The program evaluation document did not identify which policies and procedures were evaluated, reviewed and/or revised as part of the annual program evaluation?
Tag No.: C0335
Surveyor #1
Based on review of hospital provided documents, the hospital failed to provide documentation that the comprehensive evaluation contained information to show that utilization of services were appropriate, established policies were followed, and any changes were needed.
Failure to document the review of comprehensive evaluation for services used and any identified changes to policies, procedures or facility practices places all patients at risk of harm related to the potential they may not be receiving appropriate care and services that would be identified in a timely manner.
Findings:
The hospital had not completed and finalized the annual program evaluation for September 2010 to September 2011, so a review was accomplished of the Critical Access Hospital (CAH) Program Evaluation for the months of September 2009 to September 2010. The document stated on page 6-7, "... policies, procedures and practices are added, deleted or revised as a result of review at the Committee level or during periodic evaluation as applicable".
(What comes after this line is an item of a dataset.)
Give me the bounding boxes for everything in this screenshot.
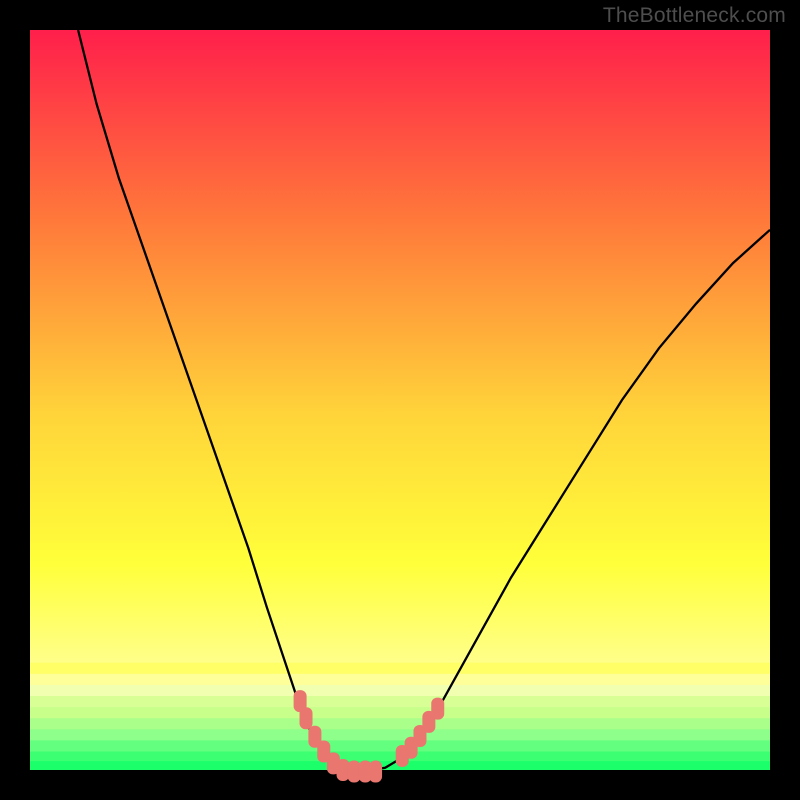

The program evaluation document did not provide evidence that the utilization of services were appropriate, established policies were followed, and any changes were needed.
Tag No.: C0337
Surveyor #1
Based on review of the quality assurance program plan, review of committee minutes and administrative staff interview, the hospital failed to ensure that the quality plan included the provision to collect, measure and assess data related to all patient care services, such as: contracted services; dietary and nutrition; respiratory therapy; family birth center; and out-patient infusion therapies.
Failure to include data related to all patient care services that affect patients places patients at risk of harm related to potential care and treatment issues not being identified and corrected.
Findings:
1. Per review of the hospital quality plan and related documentation, no information was found that the plan included a way to collect, measure and assess data related to contracted services related to patient care.
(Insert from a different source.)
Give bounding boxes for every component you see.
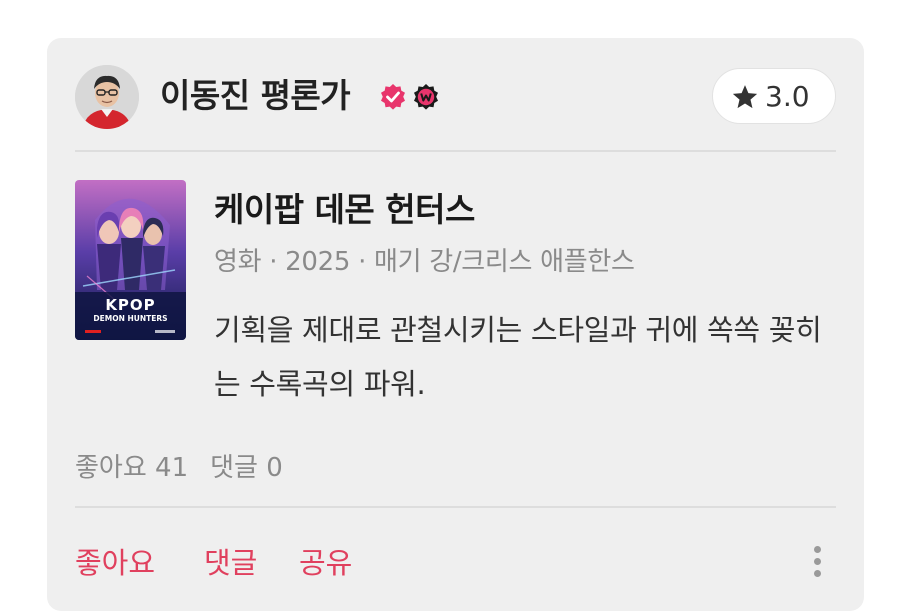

2. Per review of the hospital quality plan and related documentation, no information was found that the plan included a way to collect, measure and assess data related to the following: dietary service; nutrition service; respiratory therapies; family birth center; and the out-patient cancer treatment and infusion center.
Per interview with staff #SS1 on 1/11/2012, during the quality assessment and performance improvement review, no evidence could be provided to show that the hospital quality assurance system had been collecting, measuring and assessing data regarding the above mentioned issues.
Tag No.: C0338
Surveyor #1
Based on review of the quality assurance program and minutes, and administrative staff interview, the hospital failed to ensure that the quality plan included the provision to collect, measure and assess data related to the efficacy of the medication therapy provided to patients with identified infections requiring antibiotics.
Failure to include the above identified data places patients at risk of harm related to potential care and treatment issues not being identified and corrected.
Findings:
Per review of the hospital quality plan and related documentation, no information was found that the plan included a way to collect, measure and assess data related to contracted services related to patient care.
Per interview with staff #SS3 on 1/11/2012, during the infection control program review, no evidence could be provided to show that the hospital quality assurance system had been collecting, measuring and assessing data regarding the above mentioned issue.